Van der Stok kwam terecht in het krijgsgevangenkamp Stalag Luft III, in het door Duitsland bezette Polen. Daar raakte hij actief betrokken bij een massale ontsnappingspoging: 200 mannen moesten via tunnels uit het kamp worden gesmokkeld.
"Er waren allerlei vaklieden in het kamp, iedereen werkte op zijn manier mee: er moesten burgerkleren worden gemaakt, voedselkaarten, geld, valse passen, gereedschappen, er waren speciale ploegen die Duitse bewakers moesten afleiden."
"Het vreselijkste van alles was het graven. Dat was ontzettend gevaarlijk. De mensen lagen op hun buik, tien meter onder de grond, zonder enige stutting en moesten zich letterlijk als mollen steeds diepen in de aarde boren. Bijna nieuwe durfde het eigenlijk."
Het was monnikenwerk, maar de resultaten waren prachtig.
Zelf vervalste Van der Stok persoonsbewijzen. Drukletters werden daarbij nauwkeurig nagetekend. Hij werkte vier maanden aan zijn pasje, waarop stond dat hij de Nederlandse dwangarbeider Hendrik Beeldman was.
"Het was monnikenwerk. We zaten in een klas en een leraar gaf ons zogenaamd les. Wij tekenden en wanneer er onraad kwam, doceerde de leraar rustig een of ander vak, terwijl speciale personen de papieren in veiligheid brachten. De resultaten waren prachtig."
Tegenslag
Voor de ontsnappingspoging werden mannen uitgekozen die de meeste kans hadden helemaal uit Midden-Europa naar Engeland te komen. Van der Stok mocht vanwege zijn talenkennis, durf en ervaring met de Duisters als achttiende de tunnel uit.
Op de avond van de ontsnapping ontdekten de gevangenen dat de tunnel net iets te kort was: de uitgang bleek voor een bosrand uit te komen. Omdat men hierdoor voorzichtiger te werk moest gaan, konden slechts 76 personen wegkomen voordat er alarm werd geslagen.
Van der Stok trof in het bos een Duitser, die hij succesvol van zijn dekmantel wist te overtuigen.

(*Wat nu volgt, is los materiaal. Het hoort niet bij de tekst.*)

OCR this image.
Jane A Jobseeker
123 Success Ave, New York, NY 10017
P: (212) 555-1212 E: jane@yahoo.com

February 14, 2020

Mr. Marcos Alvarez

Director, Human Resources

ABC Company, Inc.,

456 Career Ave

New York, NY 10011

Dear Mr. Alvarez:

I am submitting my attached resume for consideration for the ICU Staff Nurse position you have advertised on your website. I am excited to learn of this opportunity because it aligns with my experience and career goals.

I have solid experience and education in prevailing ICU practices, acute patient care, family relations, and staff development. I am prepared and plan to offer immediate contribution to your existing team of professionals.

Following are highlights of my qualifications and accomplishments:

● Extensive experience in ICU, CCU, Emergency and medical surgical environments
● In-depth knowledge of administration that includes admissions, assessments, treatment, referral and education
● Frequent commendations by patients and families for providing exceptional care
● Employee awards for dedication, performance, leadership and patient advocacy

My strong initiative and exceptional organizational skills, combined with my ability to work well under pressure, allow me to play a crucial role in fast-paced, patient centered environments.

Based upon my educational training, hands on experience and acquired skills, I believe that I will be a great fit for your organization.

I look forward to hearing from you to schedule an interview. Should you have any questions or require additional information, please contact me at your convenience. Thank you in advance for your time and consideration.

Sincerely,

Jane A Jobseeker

Wat hielp was dat zijn legeroutfit vermaakt was tot burgerkleren: de man zag niet dat Van der Stok een Australische luchtmachtjas, een marinebroek en RAF-schoenen aanhad. De man begeleidde hem zelfs naar het station, waarvandaan hij de reis naar Nederland begon.
Vermoord
Drie en een halve maand deed Van der Stok erover om langs de "escape line" via Frankrijk en Spanje opnieuw naar Engeland te komen. Bij aankomst bleek hij slechts de derde te zijn die een 'homerun' had gemaakt. 73 anderen waren na korte tijd alweer opgepakt, een woedende Hitler gaf opdracht 50 van hen te vermoorden.
Hoewel de ontsnapping dus voor velen fataal bleek, ziet Van der Stok toch een positieve kant. Zijn doel was de Duitsers zoveel mogelijk overlast bezorgen. "Veel mensen denken, dat wij wilden ontsnappen omdat wij dan weer de geallieerde oorlogvoering konden steunen, maar het ontsnappen bond een belangrijke Duitse troepenmacht aan het kamp", legt Van der Stok uit.
"Toen wij op 24 maart 1944 met 76 man ontsnapten stelden de moffen een bewaking van 4000 man in voor 6000 krijgsgevangenen. Zij konden dus niet aan het front gebruikt worden. Bovendien werden vijftig tot honderdduizend man in geheel Duitsland ingeschakeld bij onze opsporing. Niet allemaal frontsoldaten, maar in die tijd konden de Duitsers hun mensen wel beter gebruiken."